My job does not make me risk my life, or operate heavy machinery or stand outside in the rain and cold. It does bring its odd spikes of mental anguish, but usually of the manufactured sort that dissolve into nothingness when you stop believing in it, like bad fairies or your ideal weight.

But.. here I am, retiring. Because I guess I feel kind of done, or maybe just kind of done in... and I'm not sure what else you do when that happens?  

One of the very wise Deputy Ministers who used to lead my department would talk about the importance of curiosity in the character of a successful public servant - the urge to know more, to learn, to be in the thick of the defining issues of our time. I can feel my sense of curiosity playing hooky from work a little more each day. It wants to be outside in the fresh air, playing with the dogs, and generally being a little minx by losing itself in daydream adventures with Mr. Darcy, the Mitford sisters, or the 2021 Montreal Canadiens. My curious brain wants to be in my community, in my garden, in my beloved hometown and be filled with thoughts of what I can do to make them better, in my very small way.

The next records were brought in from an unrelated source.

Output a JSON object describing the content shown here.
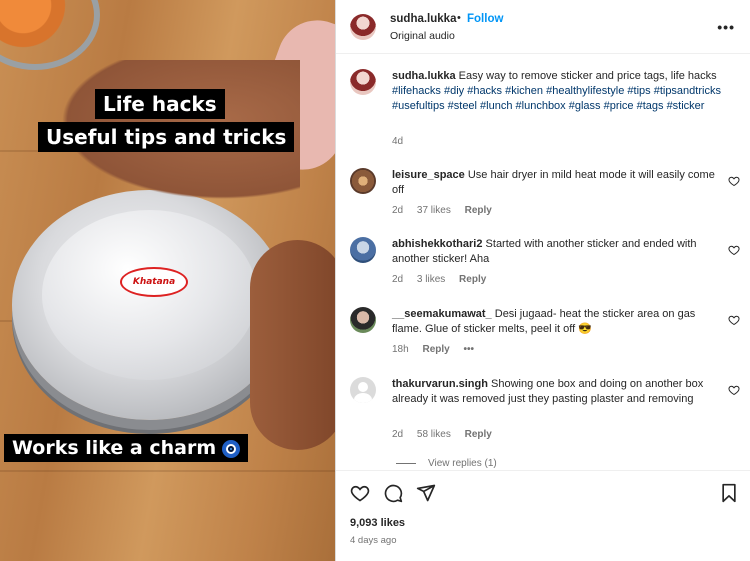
{
  "media": {
    "overlay_line1": "Life hacks",
    "overlay_line2": "Useful tips and tricks",
    "overlay_line3": "Works like a charm",
    "sticker_text": "Khatana"
  },
  "header": {
    "username": "sudha.lukka",
    "separator": "•",
    "follow_label": "Follow",
    "audio": "Original audio",
    "more_icon": "more-horizontal-icon"
  },
  "caption": {
    "username": "sudha.lukka",
    "text": "Easy way to remove sticker and price tags, life hacks",
    "hashtags": "#lifehacks #diy #hacks #kichen #healthylifestyle #tips #tipsandtricks #usefultips #steel #lunch #lunchbox #glass #price #tags #sticker",
    "age": "4d"
  },
  "comments": [
    {
      "username": "leisure_space",
      "text": "Use hair dryer in mild heat mode it will easily come off",
      "age": "2d",
      "likes": "37 likes",
      "reply": "Reply"
    },
    {
      "username": "abhishekkothari2",
      "text": "Started with another sticker and ended with another sticker! Aha",
      "age": "2d",
      "likes": "3 likes",
      "reply": "Reply"
    },
    {
      "username": "__seemakumawat_",
      "text": "Desi jugaad- heat the sticker area on gas flame. Glue of sticker melts, peel it off 😎",
      "age": "18h",
      "likes": "",
      "reply": "Reply",
      "more": "•••"
    },
    {
      "username": "thakurvarun.singh",
      "text": "Showing one box and doing on another box already it was removed just they pasting plaster and removing",
      "age": "2d",
      "likes": "58 likes",
      "reply": "Reply"
    }
  ],
  "view_replies": "View replies (1)",
  "footer": {
    "likes": "9,093 likes",
    "post_age": "4 days ago",
    "icons": [
      "heart-icon",
      "comment-icon",
      "share-icon",
      "bookmark-icon"
    ]
  },
  "colors": {
    "link": "#0095f6",
    "hashtag": "#00376b",
    "muted": "#737373"
  }
}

So, my curiosity has declared itself ready to retire. My head has signed-off on this proposition, and is busying itself through the administrative steps. My stomach is too incapacitated by stress-induced nausea to make any rational decisions. And my heart... my heart is still figuring this out. 

Because I am not old. So what's a youthful (see also: clever and delightful) 55 year old to do when she grows up?

I will be sharing my thoughts and little musings about my venture into the grey abyss on this blog - my retirement diary, or retirary - and I hope you will enjoy it too.